I embraced my long-dormant outdoorsy side by learning to rock climb in the White Mountains of New Hampshire with the fine folks at Northeast Mountaineering. What was so interesting about this was the fact that after trying so many things and being bad, I mean really bad, at many of them I assumed that I would fail at scaling a rock fifty feet in the air. But you know what? I was really good at it. Being lowered back down was another matter altogether, but we’ll focus on the positive!
I got to meet and eat Chinese take-out with the amazing jewelry designer Kenneth Jay Lane in his Manhattan studio. This was one of those moments when I literally had to pinch myself it was so surreal.

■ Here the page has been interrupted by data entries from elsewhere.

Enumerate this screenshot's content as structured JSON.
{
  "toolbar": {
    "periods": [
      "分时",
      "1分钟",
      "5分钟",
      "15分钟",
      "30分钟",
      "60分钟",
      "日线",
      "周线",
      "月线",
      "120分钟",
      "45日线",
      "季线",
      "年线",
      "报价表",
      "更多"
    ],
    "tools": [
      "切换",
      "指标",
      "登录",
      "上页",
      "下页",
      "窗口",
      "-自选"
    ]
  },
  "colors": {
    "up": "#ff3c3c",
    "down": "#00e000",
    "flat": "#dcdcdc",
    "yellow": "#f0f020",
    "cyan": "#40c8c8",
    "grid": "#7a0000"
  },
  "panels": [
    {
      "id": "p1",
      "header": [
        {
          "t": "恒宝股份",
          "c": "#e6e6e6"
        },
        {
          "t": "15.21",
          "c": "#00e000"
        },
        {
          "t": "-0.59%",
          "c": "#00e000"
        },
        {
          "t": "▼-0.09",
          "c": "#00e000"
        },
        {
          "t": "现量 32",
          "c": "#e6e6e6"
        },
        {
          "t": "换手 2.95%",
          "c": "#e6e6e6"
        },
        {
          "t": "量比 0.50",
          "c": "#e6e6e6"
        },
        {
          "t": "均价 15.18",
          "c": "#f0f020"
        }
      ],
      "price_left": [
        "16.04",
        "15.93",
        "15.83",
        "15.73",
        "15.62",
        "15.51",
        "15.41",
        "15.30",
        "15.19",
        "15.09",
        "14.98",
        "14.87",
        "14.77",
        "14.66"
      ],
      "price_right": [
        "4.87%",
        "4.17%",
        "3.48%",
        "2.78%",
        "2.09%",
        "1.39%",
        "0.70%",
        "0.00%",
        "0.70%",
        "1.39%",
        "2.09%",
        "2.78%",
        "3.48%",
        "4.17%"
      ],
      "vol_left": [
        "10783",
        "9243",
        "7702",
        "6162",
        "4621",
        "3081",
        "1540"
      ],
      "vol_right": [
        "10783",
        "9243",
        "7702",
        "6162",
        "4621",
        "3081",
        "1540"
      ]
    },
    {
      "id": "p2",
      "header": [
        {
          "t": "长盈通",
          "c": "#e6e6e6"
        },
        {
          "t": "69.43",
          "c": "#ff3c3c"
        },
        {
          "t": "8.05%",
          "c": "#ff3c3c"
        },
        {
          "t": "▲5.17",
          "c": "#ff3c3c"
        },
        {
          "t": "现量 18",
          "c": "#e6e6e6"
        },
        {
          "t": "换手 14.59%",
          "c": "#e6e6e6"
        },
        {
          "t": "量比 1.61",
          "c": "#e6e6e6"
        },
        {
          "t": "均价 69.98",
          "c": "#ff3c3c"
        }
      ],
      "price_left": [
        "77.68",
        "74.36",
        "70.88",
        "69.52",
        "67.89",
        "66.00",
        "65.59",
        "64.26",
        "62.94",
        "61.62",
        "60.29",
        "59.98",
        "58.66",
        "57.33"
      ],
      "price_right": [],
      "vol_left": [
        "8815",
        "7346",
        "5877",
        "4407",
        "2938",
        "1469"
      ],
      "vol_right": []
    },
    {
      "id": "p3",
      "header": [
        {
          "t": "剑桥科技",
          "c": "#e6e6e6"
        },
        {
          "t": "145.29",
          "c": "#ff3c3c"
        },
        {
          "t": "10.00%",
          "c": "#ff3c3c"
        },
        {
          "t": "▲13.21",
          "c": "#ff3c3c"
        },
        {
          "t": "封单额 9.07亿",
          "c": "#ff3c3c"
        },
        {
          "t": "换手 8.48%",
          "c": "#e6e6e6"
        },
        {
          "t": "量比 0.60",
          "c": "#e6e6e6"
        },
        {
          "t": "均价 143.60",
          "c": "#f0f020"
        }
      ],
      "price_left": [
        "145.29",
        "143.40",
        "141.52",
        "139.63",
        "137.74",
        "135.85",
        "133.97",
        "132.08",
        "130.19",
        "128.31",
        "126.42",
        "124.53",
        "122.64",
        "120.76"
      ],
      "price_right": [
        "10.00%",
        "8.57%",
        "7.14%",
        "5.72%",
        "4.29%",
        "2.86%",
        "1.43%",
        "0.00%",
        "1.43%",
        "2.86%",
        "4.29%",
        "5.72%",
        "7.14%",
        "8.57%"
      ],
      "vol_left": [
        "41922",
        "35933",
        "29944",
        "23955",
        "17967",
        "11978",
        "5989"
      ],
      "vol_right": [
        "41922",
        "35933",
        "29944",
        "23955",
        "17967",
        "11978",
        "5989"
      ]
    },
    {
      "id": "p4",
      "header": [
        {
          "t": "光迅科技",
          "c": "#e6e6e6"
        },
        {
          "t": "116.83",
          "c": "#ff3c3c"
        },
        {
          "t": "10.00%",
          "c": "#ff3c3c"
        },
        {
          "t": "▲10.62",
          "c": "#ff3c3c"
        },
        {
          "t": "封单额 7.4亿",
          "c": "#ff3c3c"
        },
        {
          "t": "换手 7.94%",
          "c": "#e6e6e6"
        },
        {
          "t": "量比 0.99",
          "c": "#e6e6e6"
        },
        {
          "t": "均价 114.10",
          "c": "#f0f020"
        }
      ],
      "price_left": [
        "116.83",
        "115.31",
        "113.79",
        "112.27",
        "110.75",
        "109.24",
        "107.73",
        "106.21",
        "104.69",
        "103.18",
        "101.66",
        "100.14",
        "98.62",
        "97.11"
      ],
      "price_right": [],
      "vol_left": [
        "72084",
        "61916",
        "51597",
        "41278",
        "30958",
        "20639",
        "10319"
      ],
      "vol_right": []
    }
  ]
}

I was sitting across the table from a person I admire a great deal, interviewing him and chatting about his old pal Jackie Kennedy. Who am I, and how did I get here? When I started this blog I never imagined that an opportunity like this would be available to me. It truly was a dream come true.
From dreams to nightmares…Probably my most terrifying adventure of the year demonstrated how comfortable I have become with mass-scale public humiliation. I sang a duet, in public…in front of an audience years after being told that I was a bad singer. While I may not have sounded all that great, I did face a long-held fear and felt so much support during the rehearsal process, at the performance and afterwards in the comment section of this blog that it really did feel like a triumph and not a total humiliation (but judge for yourself below).
Yes, 2013 was a great year for me and this blog. Over the past two years I have slowly let go of my Type A ways, and have become well acquainted with that feeling we all get deep in the pit of our stomachs when we’re about to try something totally out of our comfort zones. I didn’t realize how much my fear of failure had been holding me back until I changed my reaction to that feeling. Instead of leaning back or walking away, I now jump in, head first, secure in the feeling that I may just surprise myself. And if I don’t, and I fail, big deal…at least I gave it a try. While I started this blog to try to find my next passion in life, it seems that maybe my passion is trying new things, unafraid of the outcome…and writing of course.
I have lots planned for the coming year and a lot not planned. Some of it I will make up as I go along, and how great is that? I will be trying tons of new things and experience. I have no idea where this whole adventure will take me, and that’s ok. It’s actually better than ok…it’s pretty exciting.